How can this be? Obama has done so much for those with student loans and his economy is making these students unable to pay their loans. I smell a bailout and left-wingers screaming higher education is a right and should be free. Obama made it easier to get student loans, with his government takeover, but hasn’t made repaying these loans a priority (see unemployment rate & Obamanomics).
We have already discussed the student loan bubble, and its popping previously, most extensively in this article. Today, we get the Q3 consumer credit breakdown update courtesy of the NY Fed’s quarterly credit breakdown. And it is quite ghastly. As of September 30, Federal (not total, just Federal) rose to a gargantuan $956 billion, an increase of $42 billion in the quarter – the biggest quarterly update since 2006.

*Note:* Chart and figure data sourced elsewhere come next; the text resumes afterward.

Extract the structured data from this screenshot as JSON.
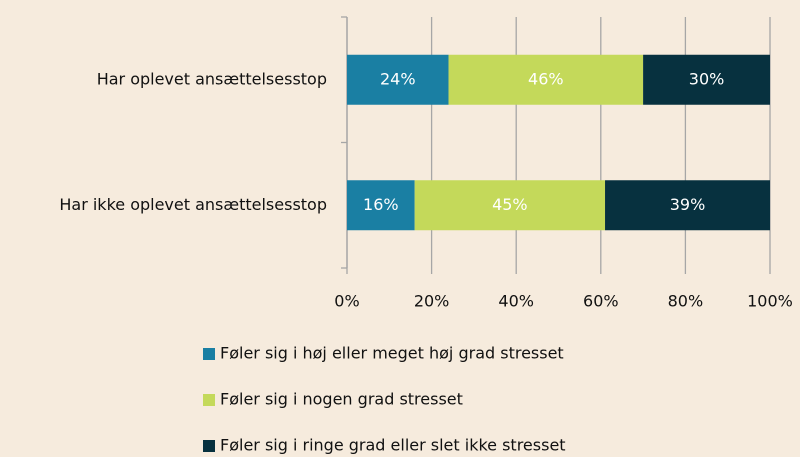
{
  "chart_data": {
    "type": "stacked_barh",
    "categories": [
      "Har oplevet ansættelsesstop",
      "Har ikke oplevet ansættelsesstop"
    ],
    "series": [
      {
        "name": "Føler sig i høj eller meget høj grad stresset",
        "color": "#1a7fa3",
        "values": [
          24,
          16
        ],
        "value_labels": [
          "24%",
          "16%"
        ]
      },
      {
        "name": "Føler sig i nogen grad stresset",
        "color": "#c4d95a",
        "values": [
          46,
          45
        ],
        "value_labels": [
          "46%",
          "45%"
        ]
      },
      {
        "name": "Føler sig i ringe grad eller slet ikke stresset",
        "color": "#07313f",
        "values": [
          30,
          39
        ],
        "value_labels": [
          "30%",
          "39%"
        ]
      }
    ],
    "xlim": [
      0,
      100
    ],
    "xticks": [
      {
        "value": 0,
        "label": "0%"
      },
      {
        "value": 20,
        "label": "20%"
      },
      {
        "value": 40,
        "label": "40%"
      },
      {
        "value": 60,
        "label": "60%"
      },
      {
        "value": 80,
        "label": "80%"
      },
      {
        "value": 100,
        "label": "100%"
      }
    ],
    "grid": true,
    "legend": "bottom"
  }
}
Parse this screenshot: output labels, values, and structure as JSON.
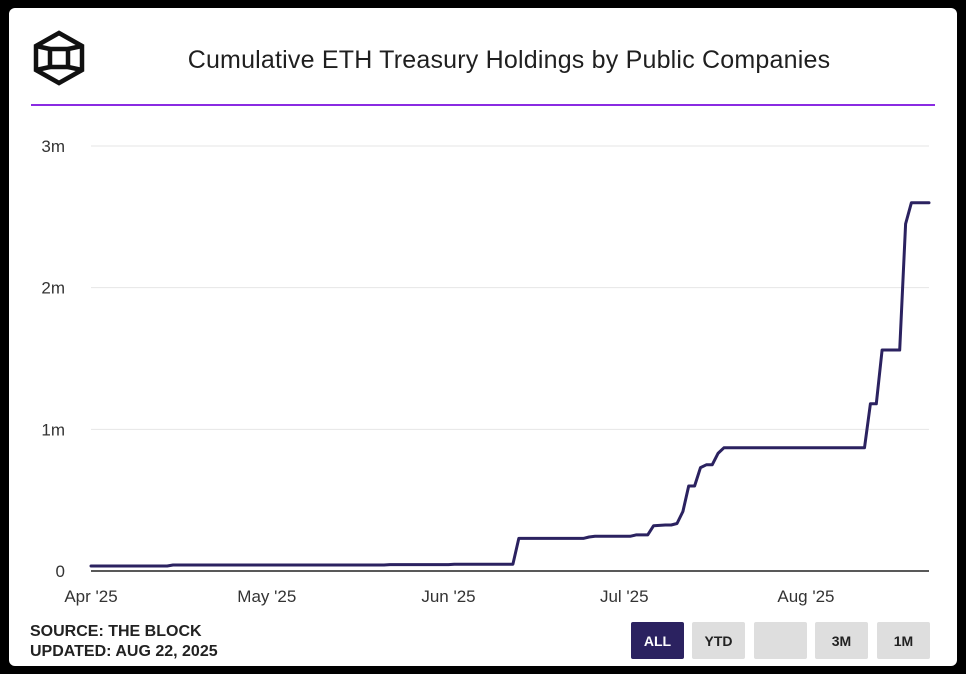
{
  "title": "Cumulative ETH Treasury Holdings by Public Companies",
  "footer": {
    "source": "SOURCE: THE BLOCK",
    "updated": "UPDATED: AUG 22, 2025"
  },
  "range_buttons": [
    {
      "label": "ALL",
      "active": true
    },
    {
      "label": "YTD",
      "active": false
    },
    {
      "label": "",
      "active": false
    },
    {
      "label": "3M",
      "active": false
    },
    {
      "label": "1M",
      "active": false
    }
  ],
  "colors": {
    "line": "#2b2260",
    "accent_rule": "#8a2be2",
    "active_button": "#2b2260"
  },
  "chart_data": {
    "type": "line",
    "title": "Cumulative ETH Treasury Holdings by Public Companies",
    "xlabel": "",
    "ylabel": "",
    "xlim": [
      "2025-04-01",
      "2025-08-22"
    ],
    "ylim": [
      0,
      3000000
    ],
    "grid": true,
    "y_ticks": [
      {
        "value": 0,
        "label": "0"
      },
      {
        "value": 1000000,
        "label": "1m"
      },
      {
        "value": 2000000,
        "label": "2m"
      },
      {
        "value": 3000000,
        "label": "3m"
      }
    ],
    "x_ticks": [
      {
        "date": "2025-04-01",
        "label": "Apr '25"
      },
      {
        "date": "2025-05-01",
        "label": "May '25"
      },
      {
        "date": "2025-06-01",
        "label": "Jun '25"
      },
      {
        "date": "2025-07-01",
        "label": "Jul '25"
      },
      {
        "date": "2025-08-01",
        "label": "Aug '25"
      }
    ],
    "series": [
      {
        "x": [
          "2025-04-01",
          "2025-04-14",
          "2025-04-15",
          "2025-05-21",
          "2025-05-22",
          "2025-06-01",
          "2025-06-02",
          "2025-06-12",
          "2025-06-13",
          "2025-06-24",
          "2025-06-25",
          "2025-06-26",
          "2025-06-27",
          "2025-07-02",
          "2025-07-03",
          "2025-07-05",
          "2025-07-06",
          "2025-07-08",
          "2025-07-09",
          "2025-07-10",
          "2025-07-11",
          "2025-07-12",
          "2025-07-13",
          "2025-07-14",
          "2025-07-15",
          "2025-07-16",
          "2025-07-17",
          "2025-07-18",
          "2025-07-19",
          "2025-08-11",
          "2025-08-12",
          "2025-08-13",
          "2025-08-14",
          "2025-08-17",
          "2025-08-18",
          "2025-08-19",
          "2025-08-20",
          "2025-08-22"
        ],
        "y": [
          35000,
          35000,
          42000,
          42000,
          45000,
          45000,
          48000,
          48000,
          230000,
          230000,
          240000,
          245000,
          245000,
          245000,
          255000,
          255000,
          320000,
          325000,
          325000,
          335000,
          420000,
          600000,
          600000,
          730000,
          750000,
          750000,
          830000,
          870000,
          870000,
          870000,
          1180000,
          1180000,
          1560000,
          1560000,
          2450000,
          2600000,
          2600000,
          2600000
        ]
      }
    ]
  }
}
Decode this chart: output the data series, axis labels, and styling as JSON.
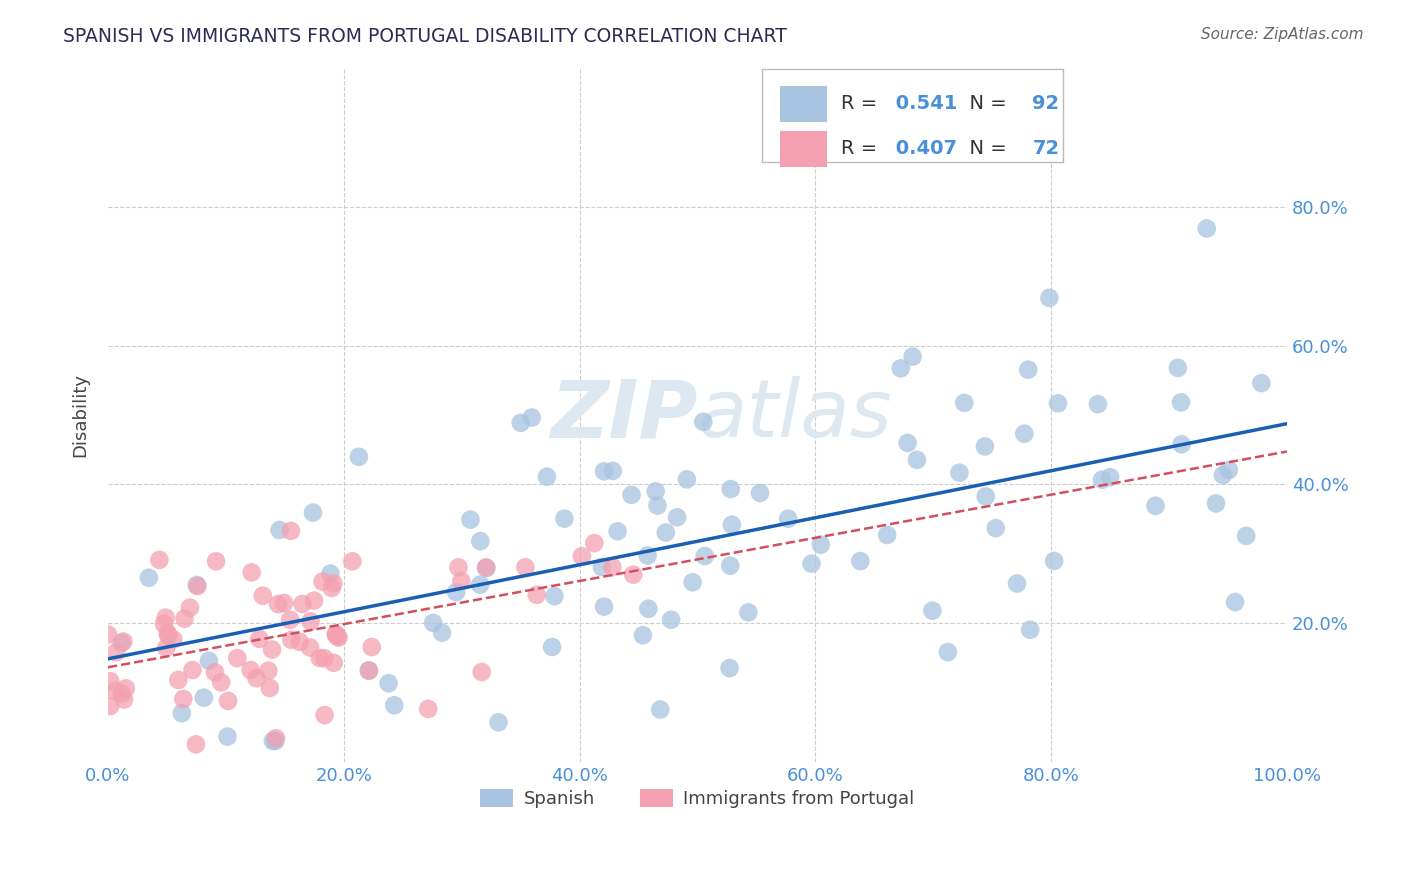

But this is no surprise to anyone who read our latest piece on the topic. What also shouldn’t be a surprise, at least to our readers who read about it here first, but what will stun the general public are the two charts below, the first of which shows the amount of 90+ day student loan delinquencies, and the second shows the amount of newly delinquent 30+ day student loan balances. The charts speak for themselves.
Market Watch is also pointing out the student loan bubble bursting, something ZeroHedge figured out last September:
New data released today shows 11% of student loans were 90 days or more past due in the third quarter, up from 8.9% in the previous quarter and 8.8% a year prior, according to the Federal Reserve Bank of New York. It’s also the highest since at least 2003, when the bank first started tracking student loan delinquencies. “It’s a red flag and a warning sign that more Americans are struggling to repay their student loans — things are bad, really bad, and getting worse,” says Rich Williams, higher-education advocate at the U.S. Public Interest Research Group, a nonprofit based in Washington.
The latest data comes at a time when delinquencies on many other consumer debts, including credit cards and mortgages, are dropping. Overall, delinquency rates on outstanding consumer debt fell to 8.9% in the third quarter, from 10% a year prior, according to the FRBNY.